Bukavu: en grève, le personnel soignant de la prison centrale dénonce le manque des outils de travail

Le personnel soignant de la prison centrale de Bukavu vient de déclencher une grève sèche. Cette grève consiste à arrêter toutes les prestations des soins au profit des détenus mais aussi toute autre intervention sanitaire dans cette maison carcérale.

L’objectif est de dénoncer les mauvaises conditions dans lesquelles ils sont obligés de travailler mais aussi les ruptures intempestives en médicaments et matérielles de prise en charge des détenus malades.

Selon ces médecins et infirmiers, c’est depuis la fin de l’année 2018 que le Comité International de la Croix Rouge s’est désengagé dans l’approvisionnement des intrants médicaux au sein de cette prison et le gouvernement en a été informé.

Ils regrettent de voir que depuis ce désengagement, le gouvernement n’a jamais fourni une quelconque assistance en médicaments, en matériels nécessaires et encore moins en nourriture pour assurer la bonne santé des détenus.

Au chapitre des conséquences, le personnel soignant de la prison centrale de Bukavu note plus de 45 détenus décédés depuis janvier 2019, 325 cas de malnutrition, 13 cas de VIH Sida et 23 cas de tuberculose.

Ces agents regrettent également le fait que même des cas qui devraient être traités à l’intérieur de la prison sont référés à l’hôpital provincial pourtant ici aussi ils ne sont pas soignés faute de moyens financiers et parfois ils en profitent pour s’évader.

Le Médecin chef de Staff à la Prison Centrale de Bukavu Dr Muhindo Musimwa Pamela demande aux autorités d’intervenir dans l’urgence pour décanter la situation.

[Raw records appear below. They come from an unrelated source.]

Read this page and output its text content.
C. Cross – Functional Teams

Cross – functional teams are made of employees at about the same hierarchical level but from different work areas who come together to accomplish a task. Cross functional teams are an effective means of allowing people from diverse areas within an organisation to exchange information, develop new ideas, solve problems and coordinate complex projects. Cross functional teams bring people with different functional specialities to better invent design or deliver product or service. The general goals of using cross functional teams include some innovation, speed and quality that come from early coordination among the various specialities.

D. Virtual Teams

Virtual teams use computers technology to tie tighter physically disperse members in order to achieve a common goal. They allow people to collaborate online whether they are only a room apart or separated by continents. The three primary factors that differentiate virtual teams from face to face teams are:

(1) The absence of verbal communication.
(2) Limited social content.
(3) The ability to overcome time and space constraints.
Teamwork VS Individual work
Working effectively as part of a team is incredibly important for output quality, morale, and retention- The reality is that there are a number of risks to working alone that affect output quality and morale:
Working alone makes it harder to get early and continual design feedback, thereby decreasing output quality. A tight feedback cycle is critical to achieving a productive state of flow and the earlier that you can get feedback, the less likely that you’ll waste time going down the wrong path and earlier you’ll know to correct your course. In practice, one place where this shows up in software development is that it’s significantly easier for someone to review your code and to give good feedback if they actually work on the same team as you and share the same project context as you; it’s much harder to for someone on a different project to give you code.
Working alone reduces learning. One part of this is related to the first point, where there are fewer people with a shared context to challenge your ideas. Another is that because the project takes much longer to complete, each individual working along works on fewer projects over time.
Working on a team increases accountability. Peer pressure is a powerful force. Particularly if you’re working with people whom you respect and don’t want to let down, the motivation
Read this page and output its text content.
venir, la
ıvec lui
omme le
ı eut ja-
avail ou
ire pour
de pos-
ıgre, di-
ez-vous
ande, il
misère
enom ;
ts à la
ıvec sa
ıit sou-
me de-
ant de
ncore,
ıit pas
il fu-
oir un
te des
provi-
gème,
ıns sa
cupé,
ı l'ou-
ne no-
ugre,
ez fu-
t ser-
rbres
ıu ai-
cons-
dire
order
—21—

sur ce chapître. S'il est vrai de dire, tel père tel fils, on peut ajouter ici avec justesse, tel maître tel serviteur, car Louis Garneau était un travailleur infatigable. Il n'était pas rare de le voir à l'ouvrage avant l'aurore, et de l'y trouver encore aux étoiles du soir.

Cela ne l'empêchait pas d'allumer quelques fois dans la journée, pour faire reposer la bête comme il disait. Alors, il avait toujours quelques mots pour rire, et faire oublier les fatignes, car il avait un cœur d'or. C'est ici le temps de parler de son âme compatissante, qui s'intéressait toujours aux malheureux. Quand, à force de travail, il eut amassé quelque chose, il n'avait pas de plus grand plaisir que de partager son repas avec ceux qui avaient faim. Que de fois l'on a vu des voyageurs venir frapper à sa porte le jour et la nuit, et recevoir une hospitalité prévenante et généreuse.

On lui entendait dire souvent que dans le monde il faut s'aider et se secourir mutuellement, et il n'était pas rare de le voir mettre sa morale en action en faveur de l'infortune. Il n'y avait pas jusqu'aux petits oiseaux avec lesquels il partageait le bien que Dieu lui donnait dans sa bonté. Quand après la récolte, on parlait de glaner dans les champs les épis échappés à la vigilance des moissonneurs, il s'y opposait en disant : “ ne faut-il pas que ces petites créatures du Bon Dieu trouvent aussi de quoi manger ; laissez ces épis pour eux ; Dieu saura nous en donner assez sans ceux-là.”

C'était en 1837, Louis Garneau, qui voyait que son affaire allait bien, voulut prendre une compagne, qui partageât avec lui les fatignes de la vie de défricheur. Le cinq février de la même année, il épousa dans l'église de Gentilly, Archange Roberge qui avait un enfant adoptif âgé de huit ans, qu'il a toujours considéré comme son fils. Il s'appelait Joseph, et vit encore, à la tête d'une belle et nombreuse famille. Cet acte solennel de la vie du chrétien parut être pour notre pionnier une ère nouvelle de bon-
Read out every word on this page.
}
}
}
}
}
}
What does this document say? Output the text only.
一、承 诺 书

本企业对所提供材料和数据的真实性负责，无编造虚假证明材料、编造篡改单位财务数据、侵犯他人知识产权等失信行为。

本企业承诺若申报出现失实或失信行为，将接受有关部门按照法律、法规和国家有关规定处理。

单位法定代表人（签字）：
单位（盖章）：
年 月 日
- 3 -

« c’est depuis presque une année que l’Etat n’approvisionne pas la prison centrale de Bukavu en médicaments et/ou en matériels nécessaires pour les soins de santé. Le CICR a annoncé depuis longtemps qu’il allait se désengager mais l’Etat congolais n’a rien fait de concret surtout pour le Sud-Kivu et particulièrement la prison centrale de Bukavu. Pourtant, les détenus sont des citoyens comme nous et ont des droits autant que nous qui sommes en liberté. La loi leur reconnait le droit d’être soignés et nourris gratuitement. Curieusement, notre pharmacie est aujourd’hui vide. Même un simple paracétamol, vous ne pouvez pas y trouver. Alors, nous avons décidé d’entrer en grève sèche parce que même si nous décidons un service minimum, nous n’avons rien à donner aux détenus malades. Aujourd’hui nous sommes devenus la risée de ces détenus car ils ne savent pas comprendre comment on peut leur dire que nous n’avons pas de solution à leurs problèmes. C’est une insécurité pour nous. Nous voulons que l’Etat intervienne le plus tôt possible. En plus de cela, nous aussi on a droit à une prime spéciale conformément à la loi mais cela n’arrive jamais pourtant dans d’autres provinces, nos confrères en bénéficient en bonne et due forme… », déclare Dr Muhindo Musimwa Pamela.

Elle précise que le personnel soignant de la prison centrale de Bukavu pourrait assurer un service minimum mais la pharmacie est vide depuis plusieurs mois. Dr Pamela Musimwa promet toutefois d’intervenir pour sauver la vie des détenus en situation d’urgence.

Pour sa part, le Directeur de la Prison Centrale de Bukavu José Ntumba estime que les revendications du personnel soignant sont fondées mais la procédure utilisée pour le faire n’est pas appropriée. C’est ainsi qu’il affirme n’est pas être saisi de cette grève.

Signalons que le Prison Centrale de Bukavu compte actuellement 1 849 détenus parmi lesquels 52 femmes, 14 nourrissons et 48 mineures dont 2 filles et 46 garçons.

Son personnel soignant est constitué de 18 agents parmi lesquels des infirmiers et des médecins.